Nie ma żadnych wątpliwości, że otoczenie pracy kierowców uległo w ostatnich latach olbrzymiej zmianie. Nawigacja satelitarna, rozbudowane tempomaty, czy różnego rodzaju systemy bezpieczeństwa – wszystko to ma czuwać nad człowiekiem, który podjął się kierowania pojazdem. Czy jednak kierowcy rzeczywiście z tego korzystają? Odpowiedzi na to pytanie postanowił poszukać niderlandzki rząd.

Ministerstwo odpowiedzialne za infrastrukturę zleciło przeprowadzenie badania wśród kierowców i przewoźników.
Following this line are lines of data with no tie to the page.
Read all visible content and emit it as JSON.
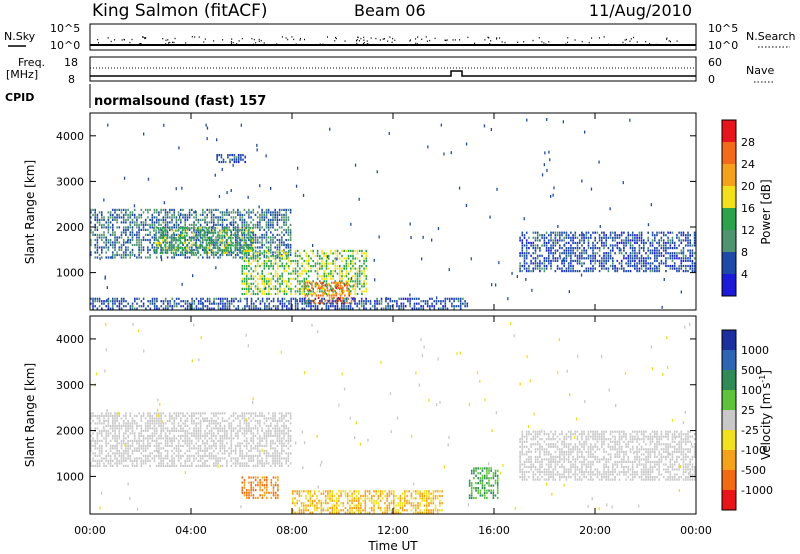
{
  "header": {
    "station": "King Salmon (fitACF)",
    "beam": "Beam 06",
    "date": "11/Aug/2010"
  },
  "status_panels": {
    "nsky_label": "N.Sky",
    "nsky_ticks": [
      "10^5",
      "10^0"
    ],
    "nsearch_label": "N.Search",
    "nsearch_ticks": [
      "10^5",
      "10^0"
    ],
    "freq_label": "Freq.",
    "freq_unit": "[MHz]",
    "freq_ticks": [
      "18",
      "8"
    ],
    "nave_label": "Nave",
    "nave_ticks": [
      "60",
      "0"
    ],
    "cpid_label": "CPID",
    "cpid_text": "normalsound (fast) 157"
  },
  "axes": {
    "ylabel": "Slant Range [km]",
    "yticks": [
      "4000",
      "3000",
      "2000",
      "1000"
    ],
    "xlabel": "Time UT",
    "xticks": [
      "00:00",
      "04:00",
      "08:00",
      "12:00",
      "16:00",
      "20:00",
      "00:00"
    ]
  },
  "colorbars": {
    "power": {
      "label": "Power [dB]",
      "ticks": [
        "28",
        "24",
        "20",
        "16",
        "12",
        "8",
        "4"
      ],
      "colors": [
        "#e8141c",
        "#f26a1a",
        "#f4a11c",
        "#f4e01a",
        "#2ca34a",
        "#4f9470",
        "#1d4aa8",
        "#1a1ad8"
      ]
    },
    "velocity": {
      "label": "Velocity [m s",
      "label_sup": "-1",
      "label_end": "]",
      "ticks": [
        "1000",
        "500",
        "100",
        "25",
        "-25",
        "-100",
        "-500",
        "-1000"
      ],
      "colors": [
        "#1b2f9e",
        "#2e64b4",
        "#2f8a56",
        "#5ec23a",
        "#c8c8c8",
        "#f0e020",
        "#f5a21a",
        "#f26a14",
        "#e81418"
      ]
    }
  },
  "chart_data": [
    {
      "type": "heatmap",
      "title": "Power",
      "xlabel": "Time UT",
      "ylabel": "Slant Range [km]",
      "xlim": [
        "00:00",
        "24:00"
      ],
      "ylim": [
        180,
        4500
      ],
      "colorbar_label": "Power [dB]",
      "colorbar_range": [
        0,
        32
      ],
      "regions": [
        {
          "t_start": 0.0,
          "t_end": 8.0,
          "r_low": 1300,
          "r_high": 2400,
          "value": 8
        },
        {
          "t_start": 2.5,
          "t_end": 6.5,
          "r_low": 1400,
          "r_high": 2000,
          "value": 14
        },
        {
          "t_start": 6.0,
          "t_end": 11.0,
          "r_low": 500,
          "r_high": 1500,
          "value": 16
        },
        {
          "t_start": 8.5,
          "t_end": 10.5,
          "r_low": 300,
          "r_high": 800,
          "value": 26
        },
        {
          "t_start": 0.0,
          "t_end": 15.0,
          "r_low": 180,
          "r_high": 450,
          "value": 6
        },
        {
          "t_start": 17.0,
          "t_end": 24.0,
          "r_low": 1000,
          "r_high": 1900,
          "value": 6
        },
        {
          "t_start": 5.0,
          "t_end": 6.2,
          "r_low": 3400,
          "r_high": 3600,
          "value": 6
        }
      ]
    },
    {
      "type": "heatmap",
      "title": "Velocity",
      "xlabel": "Time UT",
      "ylabel": "Slant Range [km]",
      "xlim": [
        "00:00",
        "24:00"
      ],
      "ylim": [
        180,
        4500
      ],
      "colorbar_label": "Velocity [m s-1]",
      "colorbar_levels": [
        1000,
        500,
        100,
        25,
        -25,
        -100,
        -500,
        -1000
      ],
      "regions": [
        {
          "t_start": 0.0,
          "t_end": 8.0,
          "r_low": 1200,
          "r_high": 2400,
          "value": 0
        },
        {
          "t_start": 6.0,
          "t_end": 7.5,
          "r_low": 500,
          "r_high": 1000,
          "value": -500
        },
        {
          "t_start": 8.0,
          "t_end": 14.0,
          "r_low": 180,
          "r_high": 700,
          "value": -100
        },
        {
          "t_start": 15.0,
          "t_end": 16.2,
          "r_low": 500,
          "r_high": 1200,
          "value": 100
        },
        {
          "t_start": 17.0,
          "t_end": 24.0,
          "r_low": 900,
          "r_high": 2000,
          "value": 0
        }
      ]
    }
  ]
}
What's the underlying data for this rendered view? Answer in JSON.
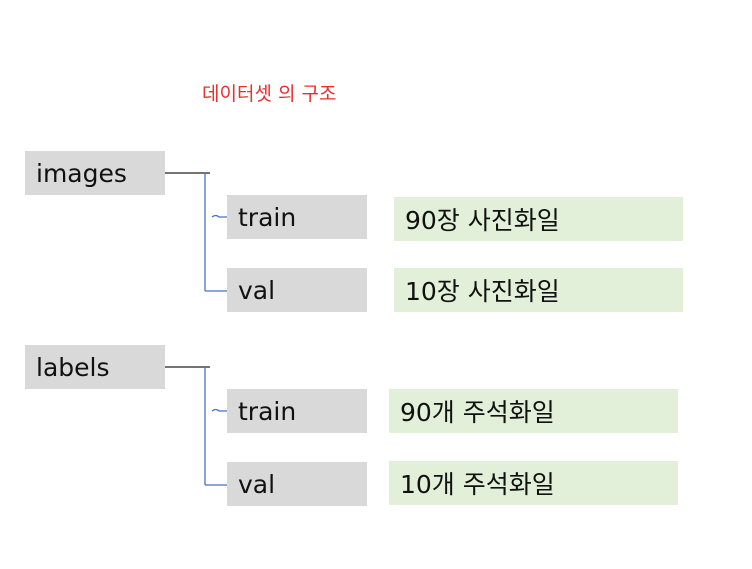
{
  "title": "데이터셋 의 구조",
  "colors": {
    "title": "#e8312b",
    "node_fill": "#d9d9d9",
    "description_fill": "#e2efd9",
    "root_connector": "#222222",
    "child_connector": "#4472c4"
  },
  "groups": [
    {
      "label": "images",
      "children": [
        {
          "label": "train",
          "description": "90장 사진화일"
        },
        {
          "label": "val",
          "description": "10장 사진화일"
        }
      ]
    },
    {
      "label": "labels",
      "children": [
        {
          "label": "train",
          "description": "90개 주석화일"
        },
        {
          "label": "val",
          "description": "10개 주석화일"
        }
      ]
    }
  ]
}
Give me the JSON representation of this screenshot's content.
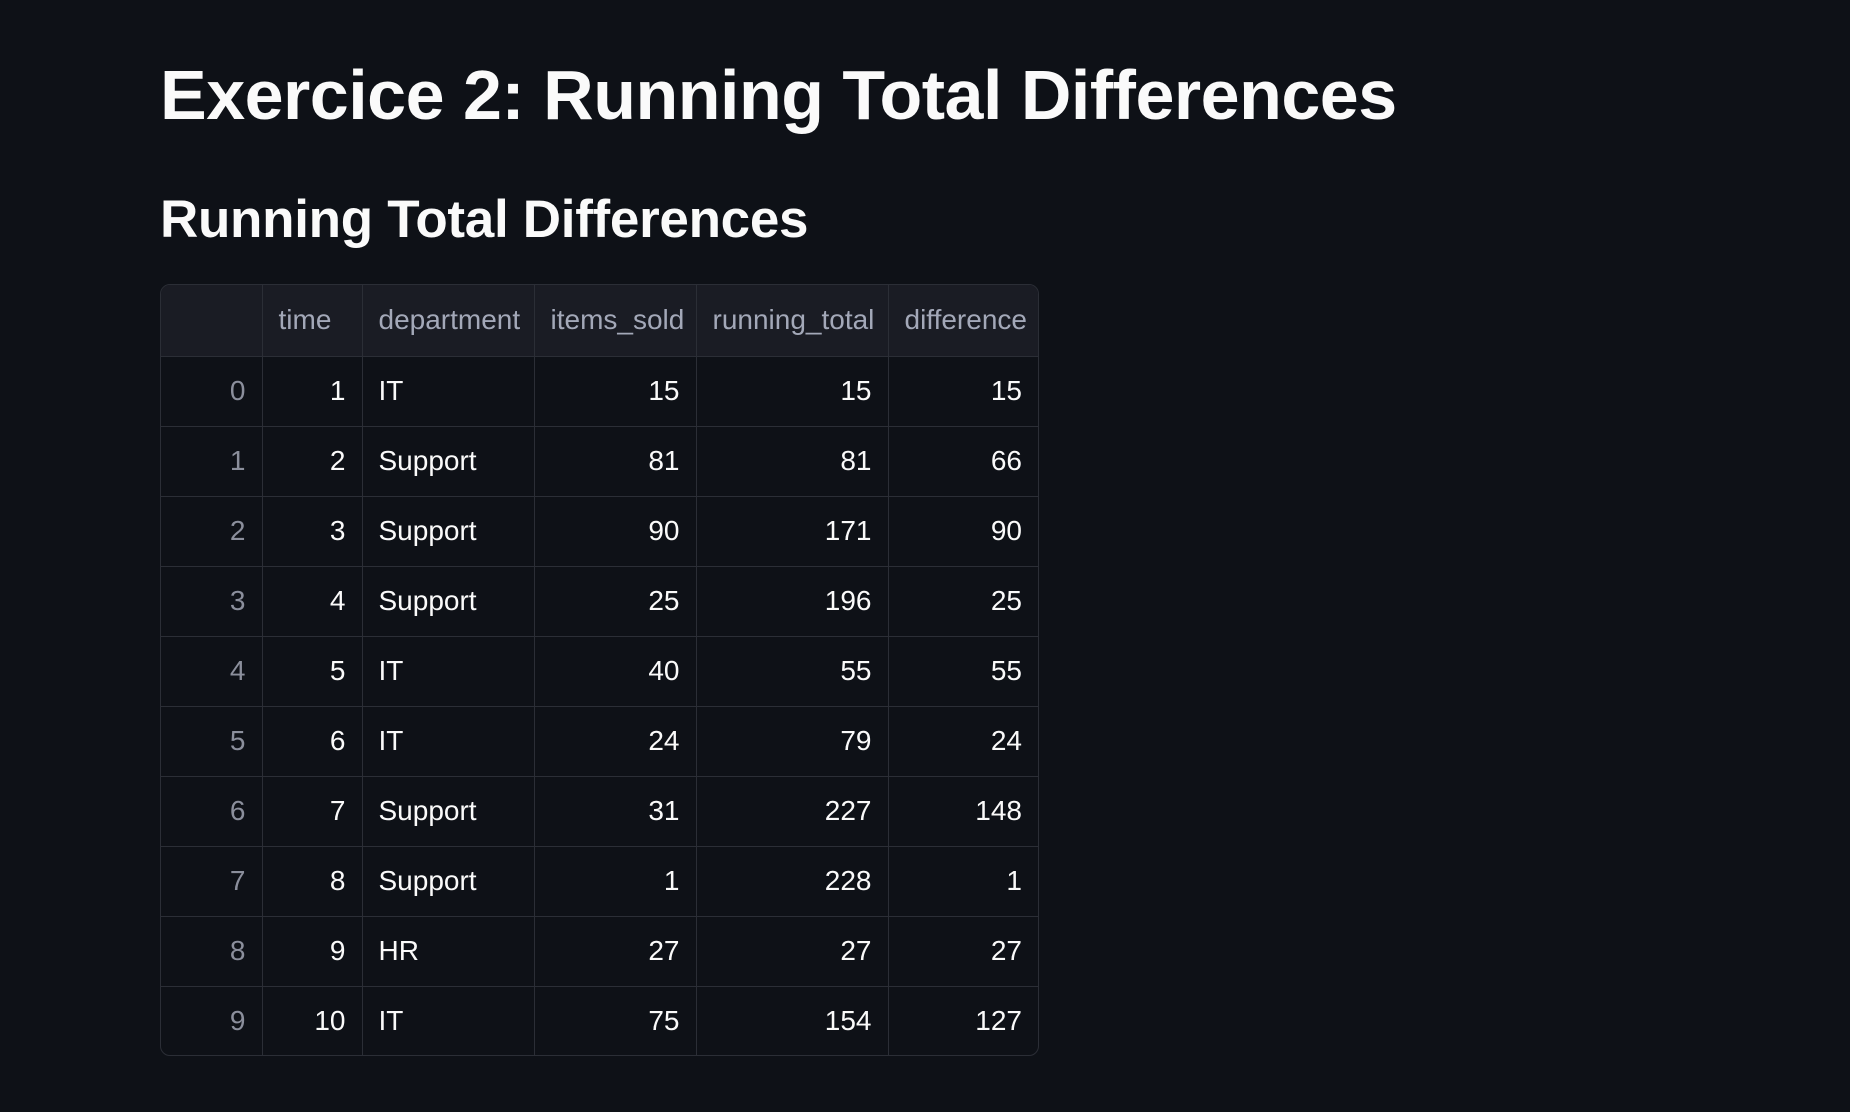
{
  "page": {
    "title": "Exercice 2: Running Total Differences",
    "subtitle": "Running Total Differences"
  },
  "table": {
    "columns": [
      "",
      "time",
      "department",
      "items_sold",
      "running_total",
      "difference"
    ],
    "rows": [
      {
        "index": "0",
        "time": "1",
        "department": "IT",
        "items_sold": "15",
        "running_total": "15",
        "difference": "15"
      },
      {
        "index": "1",
        "time": "2",
        "department": "Support",
        "items_sold": "81",
        "running_total": "81",
        "difference": "66"
      },
      {
        "index": "2",
        "time": "3",
        "department": "Support",
        "items_sold": "90",
        "running_total": "171",
        "difference": "90"
      },
      {
        "index": "3",
        "time": "4",
        "department": "Support",
        "items_sold": "25",
        "running_total": "196",
        "difference": "25"
      },
      {
        "index": "4",
        "time": "5",
        "department": "IT",
        "items_sold": "40",
        "running_total": "55",
        "difference": "55"
      },
      {
        "index": "5",
        "time": "6",
        "department": "IT",
        "items_sold": "24",
        "running_total": "79",
        "difference": "24"
      },
      {
        "index": "6",
        "time": "7",
        "department": "Support",
        "items_sold": "31",
        "running_total": "227",
        "difference": "148"
      },
      {
        "index": "7",
        "time": "8",
        "department": "Support",
        "items_sold": "1",
        "running_total": "228",
        "difference": "1"
      },
      {
        "index": "8",
        "time": "9",
        "department": "HR",
        "items_sold": "27",
        "running_total": "27",
        "difference": "27"
      },
      {
        "index": "9",
        "time": "10",
        "department": "IT",
        "items_sold": "75",
        "running_total": "154",
        "difference": "127"
      }
    ]
  },
  "colors": {
    "background": "#0e1117",
    "header_background": "#1a1c24",
    "border": "#2b2e36",
    "text": "#fafafa",
    "muted_text": "#a3a8b8"
  }
}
Przedstawiciele 229 firm odpowiadali na pytania dotyczące wyposażenia ich ciężarówek. 330 kierowców opisało zaś w jakim zakresie z tego wyposażenia korzysta. Ankiety przeprowadzono w ubiegłym roku, a ich wyniki opublikowano w formie kompletnego raportu. Jest on dostępny w języku angielskim oraz niderlandzkim, pod tym linkiem.

Jak się okazuje, kierowcy coraz częściej korzystają z pomocy mobilnych aplikacji. 47 proc. z nich wykorzystuje smartfony, by z wyprzedzeniem dostrzec utrudnienia na drogach. 68 proc. przyznaje też, że wykorzystuje smartfony do nawigacji. Choć z tymi nawigacjami bywa bardzo różnie. Tylko 58 proc. kierowców ma korzystać z systemu nawigacyjnego w czasie każdego wyjazdu. Reszta uzależnia to od znajomości danej trasy. Z drugiej strony, są też kierowcy, którzy przyznali się do korzystania z kilku urządzeń nawigacyjnych jednocześnie.

Jeśli chodzi o wyposażenie, to już 66 proc. ciężarówek ma mieć na pokładzie asystenta ruszania pod wzniesienia. 57 proc. posiada automatyczny hamulec awaryjny, 54 proc. alarmuje o nieplanowanym opuszczeniu pasa ruchu, a 52 proc. ostrzega przed możliwą kolizją. Bardzo częstym wyposażeniem, obecnym w 60 proc. ciężarówek, ma być także tryb „eco”. Spośród kierowców, którzy mają go do dyspozycji, 60 proc. pozostawia „eco” zawsze włączone. Połowa z nich też przyznaje, że uspokaja to styl jazdy.

Z drugiej strony mamy zaś rozwiązania, które trafiają do ciężarówek znacznie rzadziej. Dla przykładu, czujniki obserwujące martwe pole stwierdzono w 11 proc. ankietowanych pojazdów. Stąd też głośne apele o uczynienie tego wyposażenia obowiązkowym. Czujnik światła stwierdzono w 16 proc., a czujnik deszczu w 23 procentach. W 24 proc. ciężarówek występuje monitorowanie ciśnienia w oponach, a 38 proc. z nich otrzymało adaptacyjny tempomat ACC. Co natomiast najciekawsze, w przypadku 1 proc. pojazdów na pokładzie ma się znajdować autopilot. Już więc wiadomo, że ankietę wypełnił jakiś użytkownik nowych Actrosów.